For rainy season colds and cough, these are the accepted herbal cures: For sore throat-hot salabat or ginger tea; hot calamansi; or a gargle of salt and water. For cold and cough-lagundi leaves in an infusion is an excellent, vile tasting expectorant. Oregano tea is as well a cold remedy.

 

For indigestion and diarrhea: tsaang gubat (available in sachet form from drugstores) that you make into tea. Eat latundan banana or boiled camote to stop diarrhea. An infusion of guava and avocado leaves is also good for the above.

 

Tawa-tawa seeds and leaves, commonly found everywhere (??!), can be made into an effective tea for malaria and dengue. To save you the trouble of looking for it “sa tabi-tabi,” tawa-tawa is now available in Department of Health-approved capsules in health stores.

 

Pungent malvarosa planted near the door is good for mosquito control. Leaves of the nim tree, dried and burned, drive away mosquitoes. So does lanzones peel.

 

The colorful mayana leaves, grown decoratively in gardens, may be pounded and applied on head bumps (bukol).

 

For sprains, apply hot chili peppers (labuyo), garlic and ginger mashed into a potion in warm coconut oil.

 

Cleansers

 

An infusion of bitter melon or ampalaya and banaba, its dried leaves and fruit, is a cleansing drink for lowering blood sugar (of diabetics).
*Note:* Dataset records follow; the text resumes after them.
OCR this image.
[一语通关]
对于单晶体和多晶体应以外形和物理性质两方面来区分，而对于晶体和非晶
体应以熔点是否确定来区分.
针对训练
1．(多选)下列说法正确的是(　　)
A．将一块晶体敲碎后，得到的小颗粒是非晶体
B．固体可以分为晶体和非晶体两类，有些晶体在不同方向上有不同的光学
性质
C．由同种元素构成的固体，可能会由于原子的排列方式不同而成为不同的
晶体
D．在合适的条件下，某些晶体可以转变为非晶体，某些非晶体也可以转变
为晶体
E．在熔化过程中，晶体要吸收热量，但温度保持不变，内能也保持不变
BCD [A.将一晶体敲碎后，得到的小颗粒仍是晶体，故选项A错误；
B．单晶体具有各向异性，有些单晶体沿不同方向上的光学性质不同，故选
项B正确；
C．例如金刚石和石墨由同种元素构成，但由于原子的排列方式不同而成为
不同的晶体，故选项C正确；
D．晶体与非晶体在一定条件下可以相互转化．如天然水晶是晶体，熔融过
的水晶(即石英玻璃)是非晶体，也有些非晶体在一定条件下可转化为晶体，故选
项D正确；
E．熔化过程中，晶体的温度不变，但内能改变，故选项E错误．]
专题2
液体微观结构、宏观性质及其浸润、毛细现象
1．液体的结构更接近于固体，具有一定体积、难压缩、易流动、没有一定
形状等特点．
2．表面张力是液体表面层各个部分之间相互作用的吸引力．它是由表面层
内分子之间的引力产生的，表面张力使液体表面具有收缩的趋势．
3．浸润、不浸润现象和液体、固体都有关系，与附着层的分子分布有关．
May also pound ampalaya leaves and take the extracted juice by the spoonful for alleviating asthma. For cough, it’s a good expectorant. (Eating boiled ampalaya leaves also remedies anemia.)

 

The liquid of boiled guava leaves is an age-old antiseptic for cleaning wounds. Placed in a steamer under a loosely woven chair seat, the fumes of boiling guava leaves aids in the restoration to normal of newly birthed vaginas.

 

The iron-rich malunggay vegetable stimulates the production of milk by nursing mothers.

 

Pansit-pansitan, another lowly weed (found sa tabi-tabi), eaten raw, with salad, alleviates rheumatism or rayuma.

 

Pounded ginger, mixed with warm coconut oil, is for massaging painful muscles (called pilay by the folk).

 

To remedy urinary tract infection and kidney problems, take sambong and buko juice or, if you wish to make life easier, bottled cranberry juice.

 

Hypertension can be controlled with a drink of boiling water poured over young kasuy leaves. Can also just eat those leaves.

 

Buhok ng mais, boiled and made into tea, removes kidney stones.

 

Body care

 

Aloe vera, the plant, split open and its “gelatin” applied to the scalp, will thicken hair.

 

A natural facial scrub can be made out of roasted mongo seeds, pulverized.

 

For acne, mash fresh ripe tomatoes and use as facial rinse.

 

To whiten dark armpits, apply calamansi regularly.

 

BO is remedied with tawas, which is a crystalline rock. It should be first smoothened out with sandpaper. When smooth, every time it is sanded again, a bit of the powder comes off. This should be dampened and applied to the armpits.

 

By BO time, I was tired to death and could no longer absorb all that health talk. I decided to go home and pop an aspirin.